Link Posted: 11/27/2001 3:02:02 PM EST
Thanks for the advice guys. I recently acquired my purchase permit, and was deciding on a caliber for a general purpose range/protection gun. I have heard about .38 super before, but I just wanted to know a little more about it, as to build my knowledge about the various calibers available.

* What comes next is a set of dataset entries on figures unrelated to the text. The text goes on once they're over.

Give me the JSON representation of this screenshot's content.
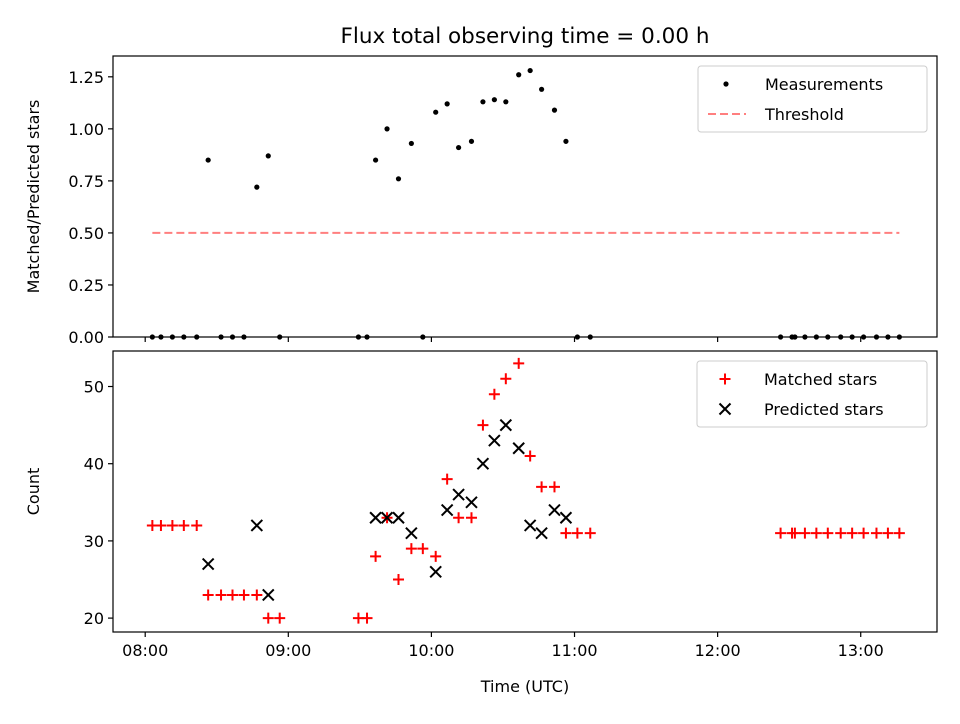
{
  "title": "Flux total observing time = 0.00 h",
  "chart_data": [
    {
      "type": "scatter",
      "ylabel": "Matched/Predicted stars",
      "xlabel": "",
      "xlim": [
        7.775,
        13.533
      ],
      "ylim": [
        0.0,
        1.35
      ],
      "xticks": [
        8,
        9,
        10,
        11,
        12,
        13
      ],
      "xtick_labels": [
        "08:00",
        "09:00",
        "10:00",
        "11:00",
        "12:00",
        "13:00"
      ],
      "show_x_tick_labels": false,
      "yticks": [
        0.0,
        0.25,
        0.5,
        0.75,
        1.0,
        1.25
      ],
      "ytick_labels": [
        "0.00",
        "0.25",
        "0.50",
        "0.75",
        "1.00",
        "1.25"
      ],
      "grid": false,
      "legend_position": "top-right",
      "legend": [
        {
          "label": "Measurements",
          "marker": "dot",
          "color": "#000000"
        },
        {
          "label": "Threshold",
          "marker": "dashed-line",
          "color": "#ff7f7f"
        }
      ],
      "series": [
        {
          "name": "Measurements",
          "marker": "dot",
          "color": "#000000",
          "x": [
            8.05,
            8.11,
            8.19,
            8.27,
            8.36,
            8.44,
            8.53,
            8.61,
            8.69,
            8.78,
            8.86,
            8.94,
            9.49,
            9.55,
            9.61,
            9.69,
            9.77,
            9.86,
            9.94,
            10.03,
            10.11,
            10.19,
            10.28,
            10.36,
            10.44,
            10.52,
            10.61,
            10.69,
            10.77,
            10.86,
            10.94,
            11.02,
            11.11,
            12.44,
            12.52,
            12.54,
            12.61,
            12.69,
            12.77,
            12.86,
            12.94,
            13.02,
            13.11,
            13.19,
            13.27
          ],
          "y": [
            0,
            0,
            0,
            0,
            0,
            0.85,
            0,
            0,
            0,
            0.72,
            0.87,
            0,
            0,
            0,
            0.85,
            1.0,
            0.76,
            0.93,
            0,
            1.08,
            1.12,
            0.91,
            0.94,
            1.13,
            1.14,
            1.13,
            1.26,
            1.28,
            1.19,
            1.09,
            0.94,
            0,
            0,
            0,
            0,
            0,
            0,
            0,
            0,
            0,
            0,
            0,
            0,
            0,
            0
          ]
        },
        {
          "name": "Threshold",
          "marker": "dashed-line",
          "color": "#ff7f7f",
          "x": [
            8.05,
            13.27
          ],
          "y": [
            0.5,
            0.5
          ]
        }
      ]
    },
    {
      "type": "scatter",
      "ylabel": "Count",
      "xlabel": "Time (UTC)",
      "xlim": [
        7.775,
        13.533
      ],
      "ylim": [
        18.2,
        54.6
      ],
      "xticks": [
        8,
        9,
        10,
        11,
        12,
        13
      ],
      "xtick_labels": [
        "08:00",
        "09:00",
        "10:00",
        "11:00",
        "12:00",
        "13:00"
      ],
      "show_x_tick_labels": true,
      "yticks": [
        20,
        30,
        40,
        50
      ],
      "ytick_labels": [
        "20",
        "30",
        "40",
        "50"
      ],
      "grid": false,
      "legend_position": "top-right",
      "legend": [
        {
          "label": "Matched stars",
          "marker": "plus",
          "color": "#ff0000"
        },
        {
          "label": "Predicted stars",
          "marker": "x",
          "color": "#000000"
        }
      ],
      "series": [
        {
          "name": "Matched stars",
          "marker": "plus",
          "color": "#ff0000",
          "x": [
            8.05,
            8.11,
            8.19,
            8.27,
            8.36,
            8.44,
            8.53,
            8.61,
            8.69,
            8.78,
            8.86,
            8.94,
            9.49,
            9.55,
            9.61,
            9.69,
            9.77,
            9.86,
            9.94,
            10.03,
            10.11,
            10.19,
            10.28,
            10.36,
            10.44,
            10.52,
            10.61,
            10.69,
            10.77,
            10.86,
            10.94,
            11.02,
            11.11,
            12.44,
            12.52,
            12.54,
            12.61,
            12.69,
            12.77,
            12.86,
            12.94,
            13.02,
            13.11,
            13.19,
            13.27
          ],
          "y": [
            32,
            32,
            32,
            32,
            32,
            23,
            23,
            23,
            23,
            23,
            20,
            20,
            20,
            20,
            28,
            33,
            25,
            29,
            29,
            28,
            38,
            33,
            33,
            45,
            49,
            51,
            53,
            41,
            37,
            37,
            31,
            31,
            31,
            31,
            31,
            31,
            31,
            31,
            31,
            31,
            31,
            31,
            31,
            31,
            31
          ]
        },
        {
          "name": "Predicted stars",
          "marker": "x",
          "color": "#000000",
          "x": [
            8.44,
            8.78,
            8.86,
            9.61,
            9.69,
            9.77,
            9.86,
            10.03,
            10.11,
            10.19,
            10.28,
            10.36,
            10.44,
            10.52,
            10.61,
            10.69,
            10.77,
            10.86,
            10.94
          ],
          "y": [
            27,
            32,
            23,
            33,
            33,
            33,
            31,
            26,
            34,
            36,
            35,
            40,
            43,
            45,
            42,
            32,
            31,
            34,
            33
          ]
        }
      ]
    }
  ]
}
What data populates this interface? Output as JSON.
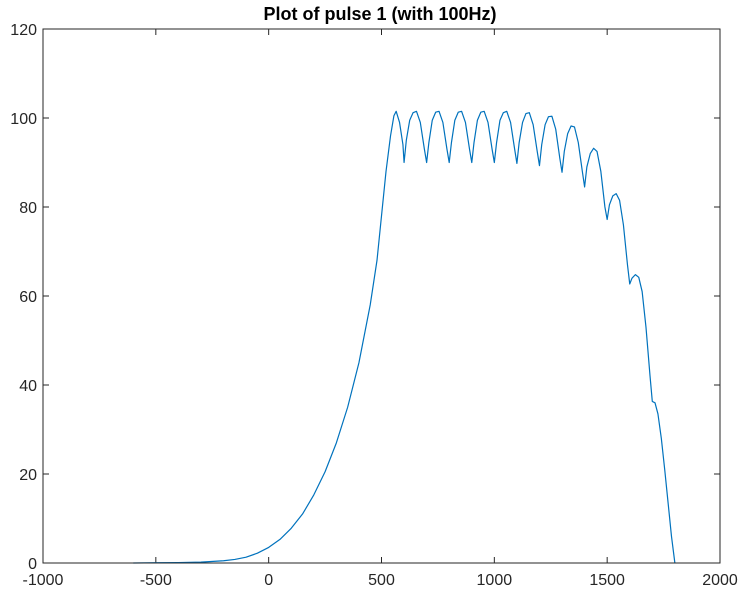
{
  "chart_data": {
    "type": "line",
    "title": "Plot of pulse 1 (with 100Hz)",
    "xlabel": "",
    "ylabel": "",
    "xlim": [
      -1000,
      2000
    ],
    "ylim": [
      0,
      120
    ],
    "xticks": [
      -1000,
      -500,
      0,
      500,
      1000,
      1500,
      2000
    ],
    "yticks": [
      0,
      20,
      40,
      60,
      80,
      100,
      120
    ],
    "xtick_labels": [
      "-1000",
      "-500",
      "0",
      "500",
      "1000",
      "1500",
      "2000"
    ],
    "ytick_labels": [
      "0",
      "20",
      "40",
      "60",
      "80",
      "100",
      "120"
    ],
    "grid": false,
    "series": [
      {
        "color": "#0072BD",
        "points": [
          [
            -600,
            0
          ],
          [
            -500,
            0.05
          ],
          [
            -400,
            0.1
          ],
          [
            -300,
            0.2
          ],
          [
            -200,
            0.5
          ],
          [
            -150,
            0.8
          ],
          [
            -100,
            1.3
          ],
          [
            -50,
            2.2
          ],
          [
            0,
            3.5
          ],
          [
            50,
            5.3
          ],
          [
            100,
            7.8
          ],
          [
            150,
            11.0
          ],
          [
            200,
            15.3
          ],
          [
            250,
            20.5
          ],
          [
            300,
            27.0
          ],
          [
            350,
            35.0
          ],
          [
            400,
            45.0
          ],
          [
            450,
            58.0
          ],
          [
            480,
            68.0
          ],
          [
            500,
            78.0
          ],
          [
            520,
            88.0
          ],
          [
            540,
            96.0
          ],
          [
            555,
            100.5
          ],
          [
            565,
            101.5
          ],
          [
            580,
            99.0
          ],
          [
            595,
            94.0
          ],
          [
            600,
            90.0
          ],
          [
            610,
            95.0
          ],
          [
            625,
            99.5
          ],
          [
            640,
            101.2
          ],
          [
            655,
            101.5
          ],
          [
            672,
            99.0
          ],
          [
            690,
            93.0
          ],
          [
            700,
            90.0
          ],
          [
            710,
            94.5
          ],
          [
            725,
            99.5
          ],
          [
            740,
            101.3
          ],
          [
            755,
            101.5
          ],
          [
            772,
            99.0
          ],
          [
            790,
            93.0
          ],
          [
            800,
            90.0
          ],
          [
            810,
            94.5
          ],
          [
            825,
            99.5
          ],
          [
            840,
            101.3
          ],
          [
            855,
            101.5
          ],
          [
            872,
            99.0
          ],
          [
            890,
            93.0
          ],
          [
            900,
            90.0
          ],
          [
            910,
            94.5
          ],
          [
            925,
            99.5
          ],
          [
            940,
            101.3
          ],
          [
            955,
            101.5
          ],
          [
            972,
            99.0
          ],
          [
            990,
            93.0
          ],
          [
            1000,
            90.0
          ],
          [
            1010,
            94.5
          ],
          [
            1025,
            99.5
          ],
          [
            1040,
            101.2
          ],
          [
            1055,
            101.5
          ],
          [
            1072,
            99.0
          ],
          [
            1090,
            93.0
          ],
          [
            1100,
            89.8
          ],
          [
            1110,
            94.5
          ],
          [
            1125,
            99.0
          ],
          [
            1140,
            101.0
          ],
          [
            1155,
            101.2
          ],
          [
            1172,
            98.5
          ],
          [
            1190,
            92.5
          ],
          [
            1200,
            89.3
          ],
          [
            1210,
            94.0
          ],
          [
            1225,
            98.5
          ],
          [
            1240,
            100.3
          ],
          [
            1255,
            100.4
          ],
          [
            1272,
            97.5
          ],
          [
            1290,
            91.0
          ],
          [
            1300,
            87.8
          ],
          [
            1310,
            92.5
          ],
          [
            1325,
            96.5
          ],
          [
            1340,
            98.2
          ],
          [
            1355,
            98.0
          ],
          [
            1372,
            94.5
          ],
          [
            1390,
            88.0
          ],
          [
            1400,
            84.5
          ],
          [
            1410,
            89.0
          ],
          [
            1425,
            92.0
          ],
          [
            1440,
            93.2
          ],
          [
            1455,
            92.5
          ],
          [
            1472,
            88.0
          ],
          [
            1490,
            80.0
          ],
          [
            1500,
            77.2
          ],
          [
            1510,
            80.5
          ],
          [
            1525,
            82.5
          ],
          [
            1540,
            83.0
          ],
          [
            1555,
            81.5
          ],
          [
            1572,
            76.0
          ],
          [
            1590,
            67.0
          ],
          [
            1600,
            62.7
          ],
          [
            1610,
            64.0
          ],
          [
            1625,
            64.8
          ],
          [
            1640,
            64.2
          ],
          [
            1655,
            61.0
          ],
          [
            1672,
            53.0
          ],
          [
            1690,
            42.0
          ],
          [
            1700,
            36.3
          ],
          [
            1712,
            36.0
          ],
          [
            1725,
            33.5
          ],
          [
            1740,
            28.0
          ],
          [
            1755,
            21.0
          ],
          [
            1770,
            13.5
          ],
          [
            1785,
            6.0
          ],
          [
            1800,
            0
          ]
        ]
      }
    ]
  }
}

Link Posted: 11/27/2001 8:28:15 PM EST
A little more info..... Last I checked, the load from Cor-Bon for 38 Super and 357 Sig were near carbon copies. I have a Mark IV Series 80 in bright stainless steel (miror finish), factory wrap around grips and three dot sight. Fits the hand nicely. According to Colt, it's a 98 production. (You can see the 1991-A1 series chambers it too (a few are still out there.))Bought it to replace my dad's old one (it was retired from use, not sold). I can say one thing, the old ammo from Winchester, loose pack box, no styrafoam, IS MUCH hotter then the stuff they sell today. And that's 130grain bullet too!!! Sprinfeild Armory is selling a 38 Super. EAA has one also and if you find the hicap mags.... sweet. Sig chambered the Super in the P220 a while ago (no more)....found one of them too. Someone also said that there was a Tommy Gun chambered for 38 Super too, back in the 20's. That would be sweet. The 38 Super is a great round. When loaded properly, its much better then a 9mm. The 38 TJ round is a modified 38 Super. Has the same case dimentions, but is a true rimless. But it has internal webbing. It can be used in 38 Super guns. I think it allows a warm load in the unsuported barrel guns. But caution is advised.
Link Posted: 11/27/2001 9:31:51 PM EST
Any time you find fired .38 super cases you can assume it's been fired by mexican immigrants. IPSC guys police their brass.
Link Posted: 11/28/2001 5:33:39 AM EST
they may think they police it up but Dick "Brass Magnet" Holliday is the final solution.............Dick
Link Posted: 11/28/2001 6:49:33 AM EST
There's a fella named Dane Burns who's a gunsmith and an extreme advocate of the .38 sooper as a defense cartridge. He's got a website that I don't remember the URL of. Try a web search on his name & see what pops up. He's reputed to be quite a character, though I don't know him personally.